Yeah, this is pretty much what one would hope/expect (and I have nothing against ntpd-rs for clarity! I am probably on the RIIR side of the fence in most cases anyway), but if things are as you say, one wonders how a 17ms jump occurred on Majiir’s test setup, which was said to be in the default configuration.
My only concern here is really as a user; I don’t mind what solution is used but as long as jumps are reasonably scarce and reserved for situations a little more extreme than a 17ms desync . And this thread just caught my eye in an e-mail summary (because I have half a reputation for advocating being careful around dodgy clocks in the software we write).
ntpd-rs logged several steps (all backwards) within several minutes after startup, with nothing else happening on the system. 17ms was the shortest jump, and the others were in the 30-50ms range.
If I’m interpreting the ntpd-rs manual correctly, the default threshold is 10ms. I’m no expert, but that seems extremely sensitive. My impression was that steps are for situations like booting up and having the wrong day or decade in your RTC.
In any case, on the same hardware, Chrony logged this at boot:
chronyd[861]: System's initial offset : 0.057841 seconds fast of true (slew)
so it is slewing where ntpd-rs performs multiple steps.
Are you sure that’s it stepping, rather than just how it logs slewing? It’s not like these services take control of the kernel and force it to interpret the hardware clock progression differently.
Fair enough; in either case, these are default configuration values that could easily be changed if the service was to be used for NixOS’ default. I don’t think it’s reasonable to consider this a dealbreaker.
Asking upstream about these default settings also still seems reasonable, it’s clear that slewing is implemented, and there is likely reasoning for these defaults.
Yes, of course. But I think when we’re talking about choosing a new default, we should choose something that itself has good defaults, and something that is likely to be stable and unobtrusive. Right now, as far as the upstream software is concerned, Chrony looks a lot better. The issues with Chrony are in the NixOS module, which is under our control to fix.
Maybe ntpd-rs is brilliant. But if we have to ask upstream questions about their defaults, it’s better for NixOS to make it an option for motivated users than the default for everyone.
They kinda do though. “Step” is a call to clock_settime, “slew” is a call to adjtimex, and there’s no wiggle room for the kernel in how it carries out those system calls.
FYI: I you care about NTP servers with NTS support, there is this (up-to date) GH repo jauderho/nts-servers, that also builds a chrony.conf(which maybe can become incorporated?).
Seems like a great place to start for someone motivated to make an improvement! I think chrony has some good potential for a default replacement, but a better module would help in any case.

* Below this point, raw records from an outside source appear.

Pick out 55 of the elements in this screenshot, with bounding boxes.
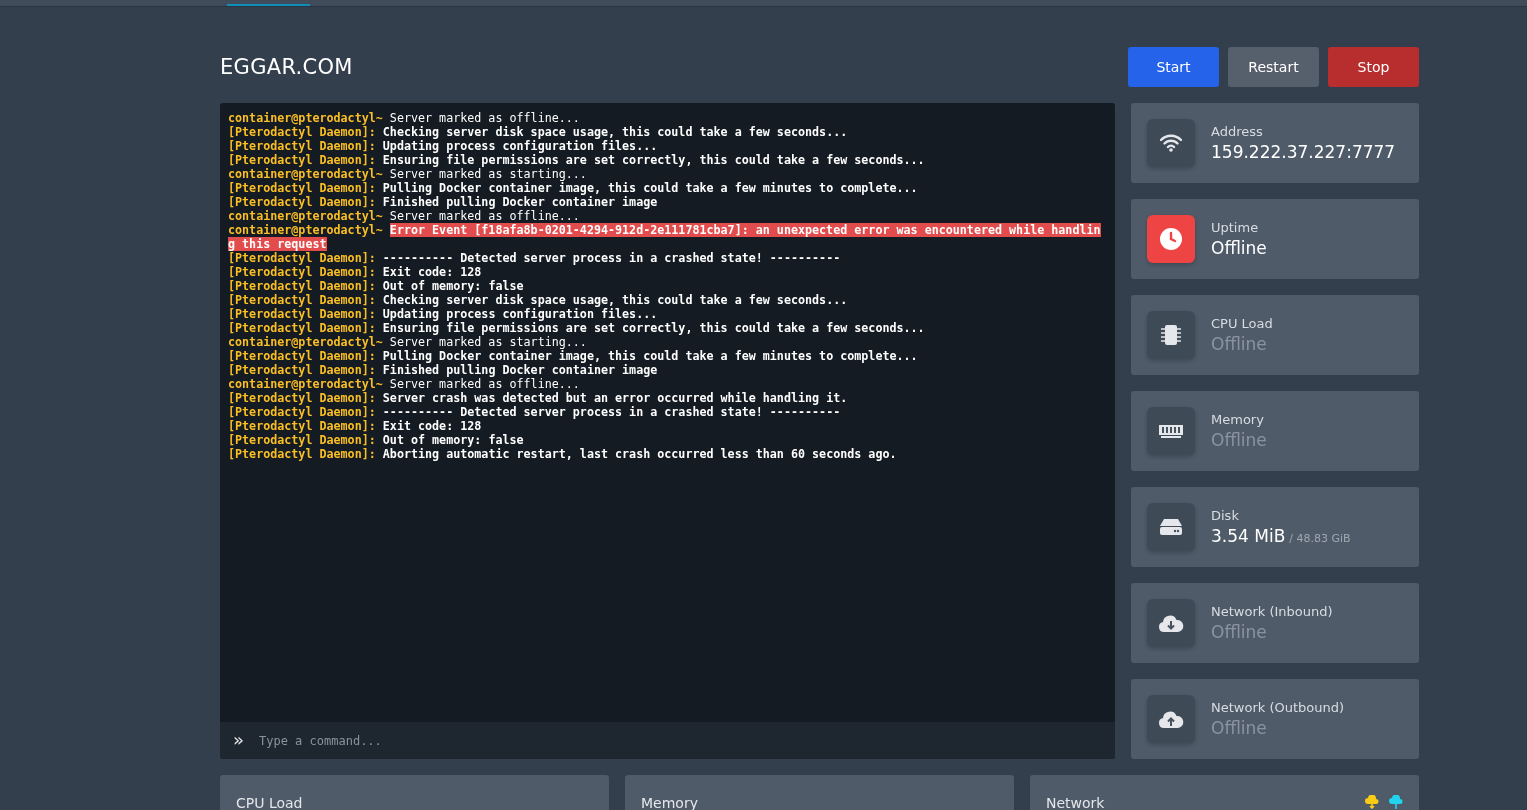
stat-label: Network (Inbound) (1211, 604, 1333, 619)
cloud-upload-icon (1158, 709, 1184, 729)
stat-value: 3.54 MiB (1211, 526, 1286, 546)
console-line: [Pterodactyl Daemon]: Ensuring file permissions are set correctly, this could take a few seconds... (228, 153, 926, 167)
console-line: [Pterodactyl Daemon]: Finished pulling Docker container image (228, 363, 659, 377)
graph-title: Network (1046, 795, 1105, 810)
console-line: container@pterodactyl~ Server marked as starting... (228, 335, 588, 349)
console-line: [Pterodactyl Daemon]: Aborting automatic restart, last crash occurred less than 60 seconds ago. (228, 447, 898, 461)
cloud-download-icon (1158, 613, 1184, 633)
console-line: [Pterodactyl Daemon]: Server crash was detected but an error occurred while handling it. (228, 391, 849, 405)
power-button[interactable]: Restart (1228, 47, 1319, 87)
console-line: [Pterodactyl Daemon]: Updating process configuration files... (228, 139, 659, 153)
stat-value: Offline (1211, 430, 1267, 450)
power-button[interactable]: Stop (1328, 47, 1419, 87)
console-line: [Pterodactyl Daemon]: Ensuring file permissions are set correctly, this could take a few seconds... (228, 321, 926, 335)
cloud-download-icon (1365, 795, 1379, 809)
server-name: EGGAR.COM (220, 55, 353, 79)
console-line: [Pterodactyl Daemon]: Checking server disk space usage, this could take a few seconds... (228, 125, 849, 139)
stat-value: Offline (1211, 718, 1267, 738)
stat-label: Network (Outbound) (1211, 700, 1345, 715)
memory-icon (1158, 423, 1184, 439)
stat-label: Disk (1211, 508, 1240, 523)
chip-icon (1159, 322, 1183, 348)
console-line: container@pterodactyl~ Server marked as offline... (228, 377, 581, 391)
stat-value: Offline (1211, 238, 1267, 258)
stat-label: Memory (1211, 412, 1265, 427)
console-line: [Pterodactyl Daemon]: Pulling Docker container image, this could take a few minutes to complete... (228, 181, 919, 195)
stat-value: Offline (1211, 622, 1267, 642)
console-line: [Pterodactyl Daemon]: ---------- Detected server process in a crashed state! ---------- (228, 251, 842, 265)
console-line: [Pterodactyl Daemon]: ---------- Detected server process in a crashed state! ---------- (228, 405, 842, 419)
console-line: [Pterodactyl Daemon]: Exit code: 128 (228, 419, 483, 433)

It seems like chrony operates on directives, and I couldn’t locate any defaults. So we would need to manually invoke makestep, which currently never happens in the module. Instead, we use the deprecated initstepslew. This means that, as configured by the module, we only ever make a step at startup. Even with makestep, we only step within the first limitclock updates. ntpd-rs seems to just step whenever, as long as the deviation is above the step threshold.
Hi, one of the ntpd-rs maintainers here. Just to clarify a few things around our jump behavior, the default behavior we have was chosen to keep the time to convergence when starting time synchronization reasonably short.
We currently do our slews under our own control, directly manipulating the clock frequency. Because of that, and to keep margin for very poor oscillators in the default configuration, we limit our steering to 200ppm. With such a rate, slews on the order of 100ms already take a very significant amount of time (about 15ish minutes), which has consequences for how quickly we can adapt when starting up.
As for limiting jumping to the first few updates, that hasn’t come up yet as a feature request with us. If that is desired feel free to open an issue on our repository. We are planning to do another revision of the way we steer clocks to better support things like hardware timestamping anyways, so requests now are likely a bit easier to include in that process.
Finally, with regard to being somewhat spammy in the logs, this is on our radar and we are looking at improving the situation, hopefully somewhat later this year. For the time being, for an operating system default, setting the loglevel to warn is probably a good way to reduce it at least somewhat for now, though in cases of network unavailability there still may be somewhat frequent repeated log messages.